First, if I struggled with an intro meteorology class, I can’t imagine how difficult an entire weather-based curriculum must be. I’ve actually checked out what it takes to earn the Certified Broadcast Meteorologist (CBM) designation from the American Meteorological Society. If you look at the curriculum, you’ll quickly realize it’s no piece of cake.
And second, let’s face it, I don’t have a face that’s “TV weather guy” material.

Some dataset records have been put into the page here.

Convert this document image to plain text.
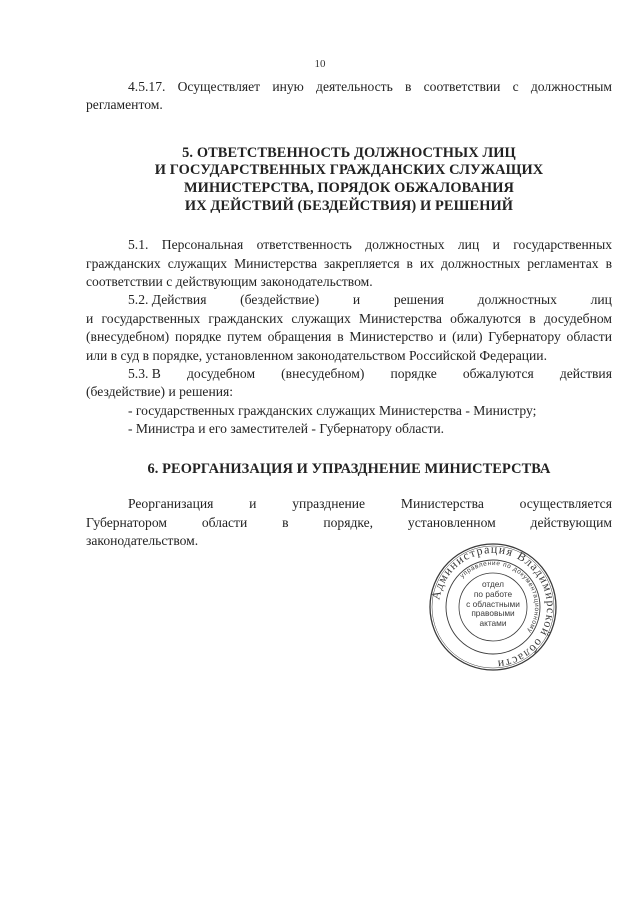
10

4.5.17. Осуществляет иную деятельность в соответствии с должностным

регламентом.

5. ОТВЕТСТВЕННОСТЬ ДОЛЖНОСТНЫХ ЛИЦ
И ГОСУДАРСТВЕННЫХ ГРАЖДАНСКИХ СЛУЖАЩИХ
МИНИСТЕРСТВА, ПОРЯДОК ОБЖАЛОВАНИЯ
ИХ ДЕЙСТВИЙ (БЕЗДЕЙСТВИЯ) И РЕШЕНИЙ

5.1. Персональная ответственность должностных лиц и государственных гражданских служащих Министерства закрепляется в их должностных регламентах в соответствии с действующим законодательством.

5.2. Действия (бездействие) и решения должностных лиц

и государственных гражданских служащих Министерства обжалуются в досудебном (внесудебном) порядке путем обращения в Министерство и (или) Губернатору области или в суд в порядке, установленном законодательством Российской Федерации.

5.3. В досудебном (внесудебном) порядке обжалуются действия

(бездействие) и решения:

- государственных гражданских служащих Министерства - Министру;

- Министра и его заместителей - Губернатору области.

6. РЕОРГАНИЗАЦИЯ И УПРАЗДНЕНИЕ МИНИСТЕРСТВА
Реорганизация	и	упразднение	Министерства	осуществляется
Губернатором	области	в	порядке,	установленном	действующим

законодательством.

Администрация Владимирской области
управление по документационному
отдел
по работе
с областными
правовыми
актами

So knowing all of this just makes me more jealous of TV meteorolists; not only are they good-looking, but they’re really smart as well. I know one of our local TV meteorologists graduated Phi Beta Kappa, earned her seal of approval from the American Meteorological Society, and has been chosen as best local weatherperson by a variety of publications. And if that wasn’t enough, she’s also broken three hours for a marathon and finished in the top 10 for her age group in the Ironman World Championship triathlon in Hawaii.
However, despite all of my meteorological shortcomings, there is still an opportunity to play weatherman. One of the local TV stations has a program called the Eyewitness Weather Watcher Network that enables ordinary people to share their weather observations with the station. I was all set to complete the application, but then one of the questions asked me what type of weather equipment I had, and unfortunately I didn’t have any of the items they listed. Maybe it’s time to put an anemometer or a barometer on my Christmas wish list.
But even if I had some of that fancy equipment, I know I would still get most of my pleasure from just watching a storm pass us by. Ideally, I would be doing that from a front porch, but since we don’t have one, I usually end up just staring out the front door.
I remember when we were looking for our first house 29 years ago, my wife wanted two things in a house – a front porch and a fireplace. Alas, the house we bought, and have lived in for the past 29 years, has neither.
Perhaps when we retire we’ll find a house with a nice front porch (I don’t think we’ll need a fireplace where we hope to move to), and I can just sit out there with a cup of coffee and enjoy the moment.
And hopefully by then I’ll have figured out how to use my anemometer and barometer so that I can tell people what the weather’s really like.